Shock registered on his face, then a spectrum of emotions—confusion, skepticism, and a sliver of dread. "Ray..." he said, his voice trembling as he worked through my request.
I said quickly, desperation typing into my voice, "I know it's a lot of work." "But only you inspire enough faith in me, Dickson. I only know of one person who would understand."
Leaning back in his chair, he ran a slow hand over his hair. "I'm not sure what to say, Ray," he said tactically. "This... balances a lot of elements. About this, you are quite certain?
I nodded deliberately, my heart weighty at my will. "I wouldn't ask if I didn't believe it was our best chance," I murmured almost above a whisper.
Dickson peered attentively at me, looking for any sign of hesitancy or doubt on my face. Not seeing any, he sighed deeply and hunched his shoulders under my weight. At last, he said, "Alright, Ray," his voice tainted with hopelessness. "I'll see to it for you. On yourself. Regarding Ann, specifically.
Relief arrived accompanied by a residual guilt. "Thanks, Dickson," I said, my gratitude tinged with regret.
He held up a hand to quiet me. Between us, though, Ray added fervently. None else would be known about.

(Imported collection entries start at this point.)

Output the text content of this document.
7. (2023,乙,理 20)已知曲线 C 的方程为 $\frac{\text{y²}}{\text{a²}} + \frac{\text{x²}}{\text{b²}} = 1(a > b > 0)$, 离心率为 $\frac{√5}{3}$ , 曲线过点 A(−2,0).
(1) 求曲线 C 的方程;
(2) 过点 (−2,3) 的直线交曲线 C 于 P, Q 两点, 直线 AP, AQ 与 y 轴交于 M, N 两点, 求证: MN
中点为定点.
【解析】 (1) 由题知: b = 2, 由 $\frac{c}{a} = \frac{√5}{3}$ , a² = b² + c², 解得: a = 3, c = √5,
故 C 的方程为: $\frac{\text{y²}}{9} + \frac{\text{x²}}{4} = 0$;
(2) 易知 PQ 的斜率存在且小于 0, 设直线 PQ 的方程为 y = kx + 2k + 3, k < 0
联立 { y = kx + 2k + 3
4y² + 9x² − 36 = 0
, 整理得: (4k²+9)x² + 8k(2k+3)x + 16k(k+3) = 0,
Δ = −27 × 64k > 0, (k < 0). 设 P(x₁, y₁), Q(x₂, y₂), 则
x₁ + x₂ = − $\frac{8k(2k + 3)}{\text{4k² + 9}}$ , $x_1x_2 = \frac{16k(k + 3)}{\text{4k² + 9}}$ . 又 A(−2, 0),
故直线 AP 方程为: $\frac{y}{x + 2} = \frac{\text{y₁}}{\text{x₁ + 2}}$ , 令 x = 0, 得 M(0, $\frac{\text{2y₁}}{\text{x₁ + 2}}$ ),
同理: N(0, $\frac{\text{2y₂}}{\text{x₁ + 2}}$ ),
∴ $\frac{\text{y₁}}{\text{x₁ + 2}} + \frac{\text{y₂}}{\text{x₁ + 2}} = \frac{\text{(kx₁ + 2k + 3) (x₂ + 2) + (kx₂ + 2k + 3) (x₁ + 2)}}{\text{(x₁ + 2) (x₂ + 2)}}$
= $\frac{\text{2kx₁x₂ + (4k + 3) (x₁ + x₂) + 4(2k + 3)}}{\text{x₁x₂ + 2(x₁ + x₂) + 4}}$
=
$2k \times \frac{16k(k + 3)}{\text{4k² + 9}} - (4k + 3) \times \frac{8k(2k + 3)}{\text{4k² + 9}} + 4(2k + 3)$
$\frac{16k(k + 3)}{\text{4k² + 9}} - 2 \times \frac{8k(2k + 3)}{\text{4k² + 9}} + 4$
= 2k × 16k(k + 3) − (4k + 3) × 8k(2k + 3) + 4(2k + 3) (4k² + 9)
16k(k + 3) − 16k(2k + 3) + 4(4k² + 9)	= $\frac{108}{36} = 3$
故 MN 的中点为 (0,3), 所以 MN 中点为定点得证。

I nodded in step, his compliments weighing. Of course, I answered quite seriously. No one else has to know.
And so, in the stillness of my study, among the trappings of success and ambition, Dickson and I formed an unsaid covenant that would irrevocably alter the path of our lives and stretch the bounds of friendship and commitment.
That evening he left; I felt both nervous and glad. The road ahead was unknown, and I couldn't get the gnawing agony in the rear of my brain under control. But for Ann's sake, for our future together, I pushed away my misgivings and held on to the delicate confidence Dickson's passion would lead us to the miracle we so much needed.
Little did I realize that our secret agreement would set off a sequence of events shattering the very foundation of trust and loyalty among us, so removing the delicate equilibrium we had attempted to establish in our linked life.